ABA THERAPY: Decoding The Role of An Autism Specialist in Singapore
If you’re interested in ABA therapy, it must have crossed your mind how an autism specialist in Singapore can help your child progress through this intervention. It’s a valid concern, especially when you’ll entrust some of the most critical times for your child to develop behavioural, communication, and other adaptive skills.
So for parents seeking clarity about the kind and quality of help their child is getting through ABA, here’s a quick read about the people who will bring these sessions to your home.
What does an autism specialist do?
While many different occupations deal with children with autism, the therapists who focus on applied behavioural analysis (ABA) therapy include Board Certified Behaviour Analysts (BCBA) and Registered Behaviour Technicians (RBT).
Generally, they offer a range of services and support that caters to the unique challenges of a child with autism using the principles of ABA therapy. Sessions can be done in a classroom setting, through private counselling, or in the comforts of home.
A closer look at your ABA Team
How can autism specialists help your child overcome struggles?
Whether working with a child individually or in group settings, these specialists systematically address the limiting symptoms and other related behaviours.
RBTs are the specialists you will see most regularly with your child. During the first few sessions, they will work on building trust and rapport. So if you are doing home-based sessions, you must be comfortable with the behavioural technician being in your private space or working with your child.
Once a bond had been made, the RBT will dive into more intensive exercises to work on the goals and interventions framed by the BCBA. Since there is no ‘one-size-fits-all’ approach in autism support, their interventions must fit your child’s age, strengths, needs or challenges. They will use different strategies to increase skills in social interaction, communication or any area of focus.
To measure progress, RBTs regularly collect data on each intervention created for your child. This process helps them track progress and point out persistent challenges.
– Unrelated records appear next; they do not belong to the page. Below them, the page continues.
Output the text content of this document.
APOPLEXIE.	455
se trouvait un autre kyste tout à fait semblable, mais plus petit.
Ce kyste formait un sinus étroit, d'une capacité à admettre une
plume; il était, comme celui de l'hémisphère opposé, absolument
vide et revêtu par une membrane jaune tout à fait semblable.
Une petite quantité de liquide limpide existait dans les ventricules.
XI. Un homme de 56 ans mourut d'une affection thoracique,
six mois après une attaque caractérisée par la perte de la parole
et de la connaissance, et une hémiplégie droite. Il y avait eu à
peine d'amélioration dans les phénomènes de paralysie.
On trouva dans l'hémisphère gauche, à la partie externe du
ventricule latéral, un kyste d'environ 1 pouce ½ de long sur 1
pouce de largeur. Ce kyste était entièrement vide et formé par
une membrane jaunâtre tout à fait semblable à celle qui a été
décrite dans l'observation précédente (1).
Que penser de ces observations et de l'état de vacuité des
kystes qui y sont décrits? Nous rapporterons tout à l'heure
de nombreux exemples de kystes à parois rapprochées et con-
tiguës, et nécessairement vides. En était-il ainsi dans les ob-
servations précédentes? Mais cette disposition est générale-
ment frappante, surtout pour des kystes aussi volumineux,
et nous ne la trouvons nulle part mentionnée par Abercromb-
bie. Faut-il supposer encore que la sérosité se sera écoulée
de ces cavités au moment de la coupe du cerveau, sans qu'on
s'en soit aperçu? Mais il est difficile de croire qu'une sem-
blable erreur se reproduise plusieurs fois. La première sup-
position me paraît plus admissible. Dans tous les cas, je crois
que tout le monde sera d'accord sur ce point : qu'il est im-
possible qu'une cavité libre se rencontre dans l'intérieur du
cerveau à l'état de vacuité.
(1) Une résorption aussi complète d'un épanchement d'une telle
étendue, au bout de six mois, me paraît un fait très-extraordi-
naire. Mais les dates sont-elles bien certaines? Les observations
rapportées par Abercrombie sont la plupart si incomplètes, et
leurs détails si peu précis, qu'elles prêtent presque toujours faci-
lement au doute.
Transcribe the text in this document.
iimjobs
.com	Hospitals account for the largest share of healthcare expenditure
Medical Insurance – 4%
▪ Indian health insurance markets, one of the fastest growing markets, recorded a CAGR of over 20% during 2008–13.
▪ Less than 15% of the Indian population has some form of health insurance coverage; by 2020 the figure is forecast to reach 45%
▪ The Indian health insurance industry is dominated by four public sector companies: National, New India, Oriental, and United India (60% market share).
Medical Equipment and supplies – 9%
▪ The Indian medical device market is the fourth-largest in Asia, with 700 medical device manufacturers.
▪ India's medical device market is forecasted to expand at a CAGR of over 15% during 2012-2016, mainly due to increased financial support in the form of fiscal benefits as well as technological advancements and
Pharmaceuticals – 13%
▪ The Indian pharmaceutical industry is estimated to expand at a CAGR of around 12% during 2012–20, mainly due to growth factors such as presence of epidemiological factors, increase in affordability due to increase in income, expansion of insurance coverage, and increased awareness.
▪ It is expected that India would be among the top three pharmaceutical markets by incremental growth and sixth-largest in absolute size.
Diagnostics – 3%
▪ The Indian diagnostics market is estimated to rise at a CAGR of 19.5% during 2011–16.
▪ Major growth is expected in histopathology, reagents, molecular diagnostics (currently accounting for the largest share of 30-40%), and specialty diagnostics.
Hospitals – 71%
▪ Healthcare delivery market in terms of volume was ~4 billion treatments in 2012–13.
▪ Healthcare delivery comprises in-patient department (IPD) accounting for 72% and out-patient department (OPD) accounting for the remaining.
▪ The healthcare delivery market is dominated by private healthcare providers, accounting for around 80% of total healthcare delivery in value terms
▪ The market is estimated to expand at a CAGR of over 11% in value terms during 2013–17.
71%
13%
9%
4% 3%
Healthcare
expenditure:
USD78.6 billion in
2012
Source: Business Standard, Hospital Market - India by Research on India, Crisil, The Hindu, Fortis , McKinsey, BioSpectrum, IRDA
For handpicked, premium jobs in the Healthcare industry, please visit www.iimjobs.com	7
Without objective data collection, there is no scientific way for them to show your child’s growth during the program.
The information gathered will also serve as a guide for BCBAs when enhancing and customising their interventions. They will also train the RBT on how and when to implement strategies.
These strategies decrease unwanted behaviours and encourage positive coping mechanisms. However, it won’t be all rainbows and butterflies, but RBTs know how to manage challenging behaviours such as tantrums and physical aggression. Furthermore, they are also equipped with the skills to build a fun learning environment to complement their teaching methods for optimal success.
What are the benefits for parents who seek help from BCBAs and RBTs?
One of the significant gains that parents have is the insights from this journey. During your child’s ABA therapy sessions, it is crucial that you, as a parent, observe and participate in what the RBT is working on with your child. Through this type of involvement, you can learn how to implement the same strategies so you can apply and reinforce what was tackled in each session.
Knowing the same approach makes it possible to have generalisation among all caregivers. When there is consistency across everyone caring for the child, there can be faster progress for your little one.
Furthermore, your involvement can also broaden your understanding and improve your response to behaviours stemming from a child’s struggle with autism. In that way, those difficult moments will be less frustrating and taxing on your end.
Another advantage is that having regular sessions can also provide respite for the family. Caring for a child with autism is no walk in the park and can make you fall behind on self-care. However, these ABA sessions can help you take time for personal care and strengthen other family relationships that also make up the child’s support team.